Packers, Bucks remain dedicated to Haiti relief three years after quake
Marshall Newhouse represented the biggest of teddy bears. He's got an easy way about him, and at 6 feet, 4 inches and 319 pounds, he's unlike anyone the kids in Haiti had ever seen.
Bright-eyed, they tugged his shorts, touched his legs. Was he real? They wanted to be held. They climbed his arms and shoulders, laughed and smiled.
Titanyen, Haiti, should be no home for such unbridled joy, such easy love. This is the Valley of Death, a town long used as the burial site of dictatorial murder squads. Then, following a massive earthquake on January 12, 2010, uncounted thousands of victims were buried en masse in ditches in the town about 17 miles from the Haitian capital of Port-au- Prince.
Hauled in dump trucks, no one knew who they were, where they came from. The substantial death and destruction led to a cholera outbreak that killed thousands more.
Not much had changed when Newhouse visited on a mission trip in May 2011. Despite millions of dollars of aid that flowed in following the earthquake, the country remains crippled by illness and poverty.
Yet the children smile. In a country where the median age of the population is just over 20 years old, many have no parents, no older siblings or relatives. Yet they love, needing only the simple joy of human contact.
"They'd see you and they'd just want some affection. They'd want to see you smile," Newhouse said, his eyes softening. "They'd want you to pick 'em up and show them some attention. Day to day for them it's 'What am I going to eat? Can I get clean? Maybe, but most likely not. Can I keep from getting yellow fever or something?' Then seeing people come through whether they're white, black or indifferent and having that tactile, that physical presence, it brings a lot of joy for them definitely."
"A piece of my heart"
Following the Green Bay Packers 2010 Super Bowl championship season, the owners of the National Football League locked out their players in a contentious labor dispute. Like so many of his teammates, Newhouse took the time away from the game to reconnect with family and friends – but he wanted to give back as well.
A former roommate at Texas Christian University suggested he come along on a mission trip to Haiti. He gladly accepted, looking not only to serve his faith but to take himself out of his comfort zone.
He arrived in Port-au- Prince and was overwhelmed by a crush of chaos leaving the airport. Cars, motorcycles and buses pushed through the choked streets, honking at one another, cyclists and pedestrians. The physical aftermath of the earthquake remained, piles of garbage and rubble a pock on the capital city.
People rushed the visitors, some curious, some selling wares. Newhouse was prepped for this, but reality outdistanced anything he could've read, watched or heard.
"There's still people on the street with no jobs, there's just trash lining the street," he said. "There are people who were selling goods but there's no one to buy those goods. There's no one who has money to buy those goods. We saw that the entire way. Then of course you get to the tent cities, miles and miles and endless, endless tent cities. You're like..."

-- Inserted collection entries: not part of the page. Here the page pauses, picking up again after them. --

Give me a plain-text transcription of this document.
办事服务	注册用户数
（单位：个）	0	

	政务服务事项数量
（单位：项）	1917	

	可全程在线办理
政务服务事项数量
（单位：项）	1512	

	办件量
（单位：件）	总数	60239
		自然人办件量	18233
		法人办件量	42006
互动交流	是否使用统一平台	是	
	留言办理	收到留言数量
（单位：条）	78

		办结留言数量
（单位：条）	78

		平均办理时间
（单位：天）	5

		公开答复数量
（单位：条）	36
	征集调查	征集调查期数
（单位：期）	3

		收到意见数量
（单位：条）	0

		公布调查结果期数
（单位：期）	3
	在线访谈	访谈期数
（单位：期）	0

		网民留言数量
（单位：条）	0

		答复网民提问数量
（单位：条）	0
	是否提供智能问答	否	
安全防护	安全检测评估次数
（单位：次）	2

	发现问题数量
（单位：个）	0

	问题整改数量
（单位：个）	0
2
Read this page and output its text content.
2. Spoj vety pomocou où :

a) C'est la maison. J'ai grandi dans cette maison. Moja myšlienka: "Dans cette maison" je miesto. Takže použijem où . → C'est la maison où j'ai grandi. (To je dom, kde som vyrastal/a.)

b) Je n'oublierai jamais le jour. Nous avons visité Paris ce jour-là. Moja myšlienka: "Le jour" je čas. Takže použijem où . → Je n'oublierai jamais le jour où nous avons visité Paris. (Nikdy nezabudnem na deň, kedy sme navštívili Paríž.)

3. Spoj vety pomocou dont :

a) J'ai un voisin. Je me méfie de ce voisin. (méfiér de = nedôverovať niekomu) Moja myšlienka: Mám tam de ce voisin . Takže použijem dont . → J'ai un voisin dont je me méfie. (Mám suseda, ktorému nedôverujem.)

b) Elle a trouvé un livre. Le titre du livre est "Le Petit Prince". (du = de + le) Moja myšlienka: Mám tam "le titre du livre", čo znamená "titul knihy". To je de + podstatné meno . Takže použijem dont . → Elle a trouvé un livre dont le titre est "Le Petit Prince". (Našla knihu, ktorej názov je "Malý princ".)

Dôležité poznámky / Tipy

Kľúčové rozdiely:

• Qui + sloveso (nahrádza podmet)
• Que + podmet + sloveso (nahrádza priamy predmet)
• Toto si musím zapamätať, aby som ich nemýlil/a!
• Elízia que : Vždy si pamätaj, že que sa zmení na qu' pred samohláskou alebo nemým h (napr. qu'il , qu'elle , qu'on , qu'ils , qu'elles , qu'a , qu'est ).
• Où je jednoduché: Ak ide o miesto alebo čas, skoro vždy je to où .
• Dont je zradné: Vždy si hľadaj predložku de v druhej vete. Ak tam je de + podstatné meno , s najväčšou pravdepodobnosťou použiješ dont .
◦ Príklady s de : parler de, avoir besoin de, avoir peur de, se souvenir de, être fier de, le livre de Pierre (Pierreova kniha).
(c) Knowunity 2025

He stopped talking, and his eyes shot to the ceiling. Looking for the words, Newhouse could only sigh. After a brief pause, he continued.
"Even our homeless in America, it seems like they are living a somewhat lavish lifestyle because they're getting homeless shelter. It's just like wow, these people live in this day to day."
Such abject poverty, such proximity to death, could break your heart and your spirit. Yet the people of this country who are so routinely beaten back by natural disasters and an inept government don't allow for it.
Those who visit aren't broken by the experience, because the Haitians aren't.
Newhouse went to Titanyen with a Mission of Hope group to provide a spiritual and physical uplift, yet the children and a visit to church services showed him that the Haitian people, who have experienced so much pain, had already found it.
Slacks, collared shirts, ties and dresses - whatever the Sunday best could be - were broken out. Worship, often conducted in Creole, is jubilant, masses punctuated with song and dance. And the smiles. They never seem to dampen. Joy was always present.
"I was listening to it and it was all in Creole and I wasn't exactly sure what they were saying but there was a vibrancy and absolute excitement about everyone in this place," Newhouse said. "I was like man, we've got it all wrong over here. I feel we've got it all wrong. For us it's like oh, I've got to get up and go and for them it's like I get to go and worship."
Like so many others who have traveled there, Newhouse wants to return. His professional demands will push back his next trip a bit, but he has developed a permanent connection with the tiny island in the Caribbean.
"You feel like you left a piece of your heart there," he said. "It's something that definitely draws you back. There's a couple kids I correspond with still just occasionally. It's definitely a place that's dear to me now."